Crossroads of the West Gun Shows Vice President Rob Templeton (pictured) said, “Future events have not been canceled. Almost all venues for the gun shows provide contracts for an entire year, some venues provide multiple year contracts. The Ventura County Fairgrounds will only provide contracts one show at a time. Our last show at the Ventura County Fairgrounds was in March. We usually do three to four [shows] each year [at the Ventura County Fairgrounds].” Photo by: Alejandro Hernandez

In 2019, the Del Mar Fairgrounds in Del Mar, Calif. attempted to cancel several Crossroads of the West Gun Shows scheduled for 2021. This was because of a planned law that was nearly identical to AB 1769: AB 893. AB 893 sought to outlaw firearm and ammunition sales at the Del Mar Fairgrounds and was set to take effect on Jan. 1, 2021. Crossroads of the West Gun Shows sued the fairgrounds in early 2019. In April 2020, the lawsuit was settled and required the fairgrounds to pay Crossroads of the West Gun Shows over $500,000. It also allowed for the continuation of gun shows at the fairgrounds. Whether or not AB 1769 faces the same fate has yet to be determined, but it is another battle in the war to defend gun shows from an ever-hostile state government.

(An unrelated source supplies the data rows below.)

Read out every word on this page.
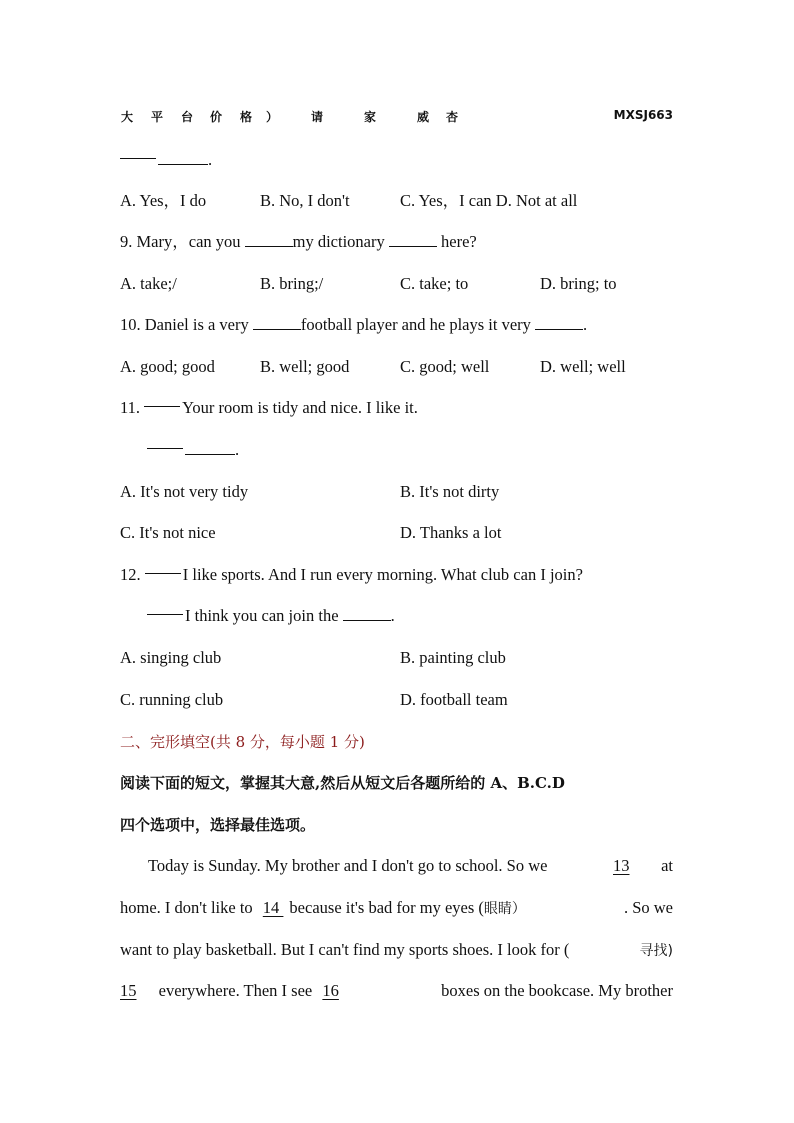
大 平 台 价 格 ）	请	家	威 杏	MXSJ663
.
A. Yes，I do	B. No, I don't	C. Yes，I can D. Not at all
9. Mary，can you	my dictionary	here?
A. take;/	B. bring;/	C. take; to	D. bring; to
10. Daniel is a very	football player and he plays it very	.
A. good; good	B. well; good	C. good; well	D. well; well
11.	Your room is tidy and nice. I like it.
.
A. It's not very tidy	B. It's not dirty
C. It's not nice	D. Thanks a lot
12.	I like sports. And I run every morning. What club can I join?
I think you can join the	.
A. singing club	B. painting club
C. running club	D. football team
二、完形填空(共 8 分，每小题 1 分)
阅读下面的短文，掌握其大意,然后从短文后各题所给的 A、B.C.D
四个选项中，选择最佳选项。
Today is Sunday. My brother and I don't go to school. So we	13 at
home. I don't like to 14 because it's bad for my eyes (眼睛）	. So we
want to play basketball. But I can't find my sports shoes. I look for (	寻找)
15 everywhere. Then I see 16	boxes on the bookcase. My brother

It is important to note that both the Del Mar Fairgrounds and Ventura County Fairgrounds are virtually owned in entirety by the state. They are both run by a board of directors that are appointed by Gov. Newsom. It is not a private business but the property of the government. Therefore, its citizens are entitled to use such spaces as long as it is legal. AB 1769 seeks to shrink legal confines against gun shows without appropriate justification. 

The Ventura County Fairgrounds should remain available for gun show use. Legislation such as AB 1769 should cease to be proposed in the state legislature. California voters should have to approve any decisions regarding fairgrounds availability by referendum. At the moment, there is a petition to allow gun shows to continue at the fairgrounds. Freedom and safety must be balanced for either to remain, which is especially relevant to the gun show question.